Imagine trying to ride a dead donkey. It’s an impossible task, much like trying to revive a failing company by simply changing its ownership. COTTCO (Cotton Company of Zimbabwe) serves as a perfect example of this futile endeavor. Currently in a state of decline, COTTCO faces an uncertain future as the ruling party, ZANU PF, plans to gain control of this ailing company.

The root causes of COTTCO’s woes include corruption and a disregard for the rule of law. If ZANU PF succeeds in taking control, it will likely deliver a fatal blow to the company. Not only will production slump, but jobs will be lost, and foreign currency earnings from cotton and cotton product exports will dwindle further. ZANU PF’s approach is reactionary rather than responsive, focusing on treating symptoms rather than addressing the deeper issues at hand.

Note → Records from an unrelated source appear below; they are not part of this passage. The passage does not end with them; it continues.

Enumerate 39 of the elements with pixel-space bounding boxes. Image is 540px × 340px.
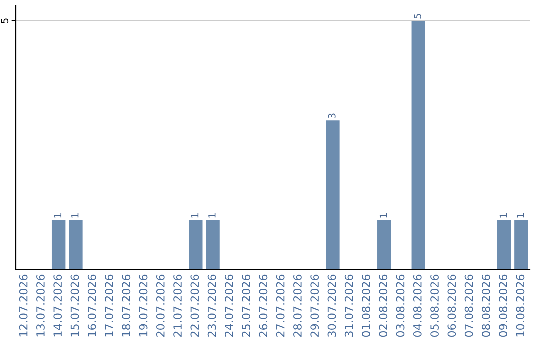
x-tick-label: 29.07.2026 (310, 274, 320, 337)
x-tick-label: 10.08.2026 (516, 274, 525, 337)
x-tick-label: 15.07.2026 (70, 274, 80, 337)
data-label: 3 (328, 114, 336, 118)
x-tick-label: 14.07.2026 (54, 274, 62, 337)
x-tick-label: 03.08.2026 (396, 274, 405, 338)
x-tick-label: 17.07.2026 (105, 274, 114, 337)
x-tick-label: 20.07.2026 (156, 274, 165, 337)
x-tick-label: 06.08.2026 (448, 274, 456, 338)
x-tick-label: 28.07.2026 (294, 274, 302, 337)
x-tick-label: 04.08.2026 (413, 274, 422, 338)
data-label: 1 (191, 214, 199, 218)
x-tick-label: 31.07.2026 (344, 274, 354, 337)
x-tick-label: 19.07.2026 (139, 274, 148, 337)
x-tick-label: 21.07.2026 (174, 274, 182, 337)
data-label: 1 (517, 214, 524, 218)
x-tick-label: 01.08.2026 (362, 274, 370, 338)
data-label: 1 (500, 214, 507, 218)
x-tick-label: 23.07.2026 (208, 274, 216, 337)
x-tick-label: 12.07.2026 (19, 274, 28, 337)
x-tick-label: 08.08.2026 (482, 274, 490, 338)
data-label: 1 (72, 214, 79, 218)
x-tick-label: 25.07.2026 (242, 274, 251, 337)
x-tick-label: 07.08.2026 (464, 274, 474, 338)
x-tick-label: 05.08.2026 (430, 274, 439, 338)
x-tick-label: 02.08.2026 (379, 274, 388, 338)
x-tick-label: 18.07.2026 (122, 274, 131, 337)
data-label: 5 (414, 14, 422, 19)
x-tick-label: 09.08.2026 (499, 274, 508, 338)
x-tick-label: 26.07.2026 (259, 274, 268, 337)
x-tick-label: 30.07.2026 (328, 274, 336, 337)
x-tick-label: 16.07.2026 (88, 274, 96, 337)
x-tick-label: 27.07.2026 (276, 274, 285, 337)
x-tick-label: 22.07.2026 (190, 274, 200, 337)
data-label: 1 (380, 214, 388, 218)
data-label: 1 (208, 214, 216, 218)
x-tick-label: 24.07.2026 (224, 274, 234, 337)
data-label: 1 (54, 214, 62, 218)
x-tick-label: 13.07.2026 (36, 274, 45, 337)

One of the main threats to COTTCO is the diversion of inputs and funds meant for purchasing cotton from farmers, as well as the siphoning of company assets by both company officials and ZANU PF members or clients. The ruling party’s attempt to seize control of the company will only exacerbate these issues, leading to its demise.

Impunity runs rampant among those pillaging COTTCO, fueled by the privilege of being associated with ZANU PF. The ruling party provides a shield of protection, allowing corruption to flourish unchecked.

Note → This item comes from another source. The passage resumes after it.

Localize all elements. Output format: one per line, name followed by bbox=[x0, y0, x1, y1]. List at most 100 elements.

During the innovative opposition’s golden era from 2008 to 2012, there was no need to acquire struggling companies. Instead, these companies experienced a resurgence in production as the opposition championed a liberalized economy, free from market interference and corruption. This approach incentivized industry growth, highlighting the futility of ZANU PF’s controlling stake strategy.

Transparency and accountability, championed by the opposition, dealt a severe blow to corruption during the Government of National Unity. Corruption levels in Zimbabwe dropped significantly during this period, with any remaining instances primarily linked to ZANU PF. Companies thrived under the opposition’s emphasis on accountability and transparency, prioritizing the welfare of the people.

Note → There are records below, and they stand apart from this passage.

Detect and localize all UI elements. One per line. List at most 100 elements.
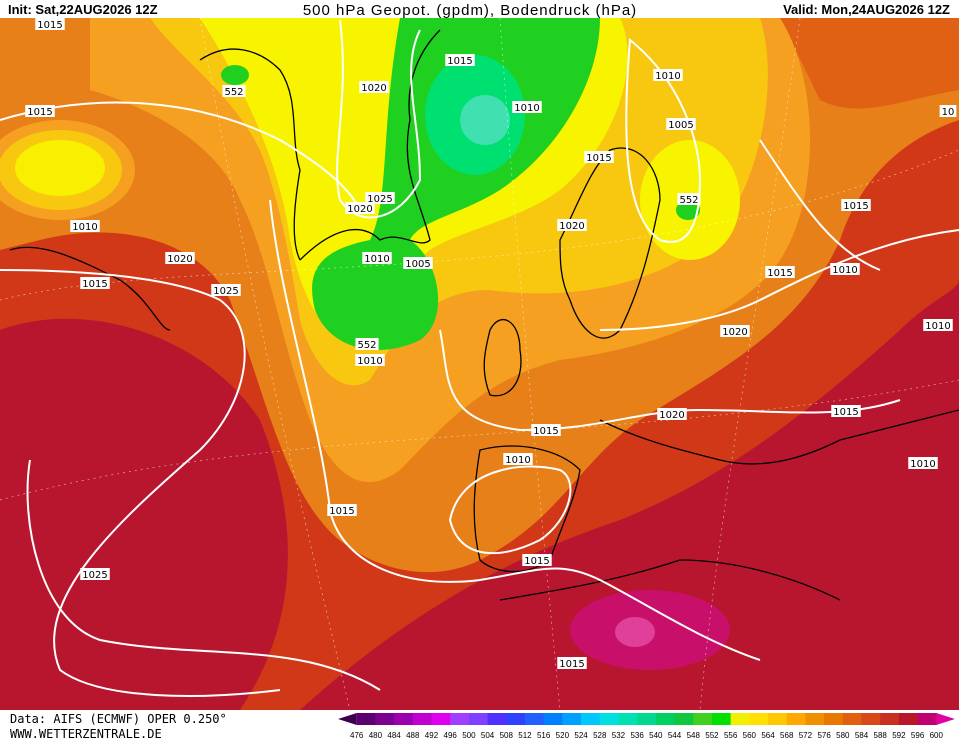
isobar-label: 1025 — [365, 192, 395, 205]
isobar-label-text: 1015 — [82, 279, 107, 290]
isobar-label-box — [657, 408, 687, 420]
isobar-label: 1015 — [584, 151, 614, 164]
isobar-label-box — [831, 405, 861, 417]
isobar-label-box — [80, 277, 110, 289]
isobar-label-text: 1015 — [447, 56, 472, 67]
colorbar-tick-label: 512 — [518, 731, 532, 740]
colorbar-tick-label: 572 — [799, 731, 813, 740]
isobar-label-box — [677, 193, 701, 205]
init-time: Init: Sat,22AUG2026 12Z — [8, 2, 158, 17]
isobar-label-box — [841, 199, 871, 211]
website: WWW.WETTERZENTRALE.DE — [10, 727, 162, 741]
isobar-label-text: 1020 — [347, 204, 372, 215]
isobar-label: 1020 — [359, 81, 389, 94]
isobar-label-box — [939, 105, 957, 117]
colorbar-swatch — [524, 713, 545, 725]
colorbar-tick-label: 556 — [724, 731, 738, 740]
isobar-label-text: 1010 — [910, 459, 935, 470]
colorbar-tick-label: 600 — [930, 731, 944, 740]
isobar-label-box — [345, 202, 375, 214]
colorbar-swatch — [749, 713, 769, 725]
colorbar-tick-label: 596 — [911, 731, 925, 740]
colorbar-swatch — [898, 713, 919, 725]
isobar-label-box — [70, 220, 100, 232]
isobar-label-box — [512, 101, 542, 113]
colorbar-tick-label: 560 — [743, 731, 757, 740]
isobar-label-text: 10 — [942, 107, 955, 118]
isobar-label-text: 1015 — [329, 506, 354, 517]
isobar-label-box — [25, 105, 55, 117]
colorbar-swatch — [637, 713, 657, 725]
isobar-label: 1010 — [830, 263, 860, 276]
colorbar-tick-label: 580 — [836, 731, 850, 740]
isobar-label-box — [584, 151, 614, 163]
colorbar-tick-label: 492 — [425, 731, 439, 740]
isobar-label: 1020 — [557, 219, 587, 232]
isobar-label: 552 — [355, 338, 379, 351]
colorbar-swatch — [730, 713, 750, 725]
isobar-label-box — [557, 219, 587, 231]
isobar-label: 552 — [677, 193, 701, 206]
isobar-label-text: 1015 — [843, 201, 868, 212]
isobar-label: 1015 — [25, 105, 55, 118]
isobar-label-box — [557, 657, 587, 669]
isobar-label: 1010 — [923, 319, 953, 332]
isobar-label: 1015 — [522, 554, 552, 567]
colorbar-tick-label: 500 — [462, 731, 476, 740]
isobar-label-text: 1020 — [167, 254, 192, 265]
colorbar-swatch — [805, 713, 825, 725]
isobar-label-text: 552 — [357, 340, 376, 351]
isobar-label: 1015 — [841, 199, 871, 212]
colorbar-swatch — [655, 713, 676, 725]
colorbar-tick-label: 524 — [574, 731, 588, 740]
isobar-label-box — [365, 192, 395, 204]
isobar-label: 1020 — [657, 408, 687, 421]
isobar-label-text: 1010 — [72, 222, 97, 233]
colorbar-tick-label: 476 — [350, 731, 364, 740]
isobar-label-text: 1025 — [367, 194, 392, 205]
isobar-label-box — [666, 118, 696, 130]
colorbar-swatch — [599, 713, 619, 725]
isobar-label-text: 1010 — [925, 321, 950, 332]
isobar-label-box — [222, 85, 246, 97]
colorbar-swatch — [618, 713, 638, 725]
isobar-label: 1015 — [35, 18, 65, 31]
isobar-label-text: 552 — [224, 87, 243, 98]
map-title: 500 hPa Geopot. (gpdm), Bodendruck (hPa) — [303, 2, 637, 19]
isobar-label: 1015 — [557, 657, 587, 670]
colorbar-tick-label: 516 — [537, 731, 551, 740]
isobar-label-box — [165, 252, 195, 264]
isobar-label: 552 — [222, 85, 246, 98]
colorbar-swatch — [412, 713, 432, 725]
field-trough — [460, 95, 510, 145]
colorbar-tick-label: 480 — [369, 731, 383, 740]
isobar-label: 10 — [939, 105, 957, 118]
map — [0, 17, 959, 711]
isobar-label: 1005 — [666, 118, 696, 131]
colorbar-swatch — [786, 713, 806, 725]
isobar-label: 1010 — [512, 101, 542, 114]
header-bar — [0, 0, 959, 18]
colorbar-swatch — [506, 713, 526, 725]
isobar-label: 1010 — [70, 220, 100, 233]
isobar-label: 1015 — [831, 405, 861, 418]
isobar-label-text: 1005 — [405, 259, 430, 270]
colorbar-tick-label: 520 — [556, 731, 570, 740]
isobar-label-text: 1020 — [722, 327, 747, 338]
isobar-label-text: 1010 — [832, 265, 857, 276]
field-trough — [221, 65, 249, 85]
field-mid — [780, 18, 959, 109]
colorbar-tick-label: 532 — [612, 731, 626, 740]
colorbar-swatch — [861, 713, 881, 725]
field-max — [615, 617, 655, 647]
isobar-label-box — [765, 266, 795, 278]
isobar-label-text: 1015 — [559, 659, 584, 670]
isobar-label-text: 1025 — [213, 286, 238, 297]
colorbar-tick-label: 544 — [668, 731, 682, 740]
colorbar-tick-label: 552 — [705, 731, 719, 740]
isobar-label: 1015 — [80, 277, 110, 290]
isobar-label-box — [503, 453, 533, 465]
isobar-label: 1020 — [345, 202, 375, 215]
colorbar-swatch — [674, 713, 694, 725]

The key issues plaguing Zimbabwe, such as the disregard for the rule of law, human rights violations, and property rights abuses, are largely perpetrated by ZANU PF. These actions are driven by the party’s desire to maintain its grip on power and shield itself from prosecution for past crimes. It’s an attempt to preserve the ill-gotten wealth accumulated during ZANU PF’s destructive governance.

Rather than seeking controlling stakes in companies, which often result in looting, ZANU PF should focus on reforming itself out of power. This would pave the way for a peaceful transition of power to the opposition, offering a much-needed solution to Zimbabwe’s political and economic challenges. The restoration of the rule of law and constitutionalism would precede accountability, transparency, and the eventual eradication of corruption. Liberalizing the economy and safeguarding property rights would discourage the need for controlling stakes, ultimately benefiting both private and public industries.

In conclusion, ZANU PF’s attempt to gain control of struggling companies like COTTCO is akin to trying to ride a dead donkey. It’s a futile endeavor that will only worsen the situation. Instead, the ruling party should focus on reforming itself and allowing the opposition to take the reins, paving the way for a brighter future for Zimbabwe’s economy and its people.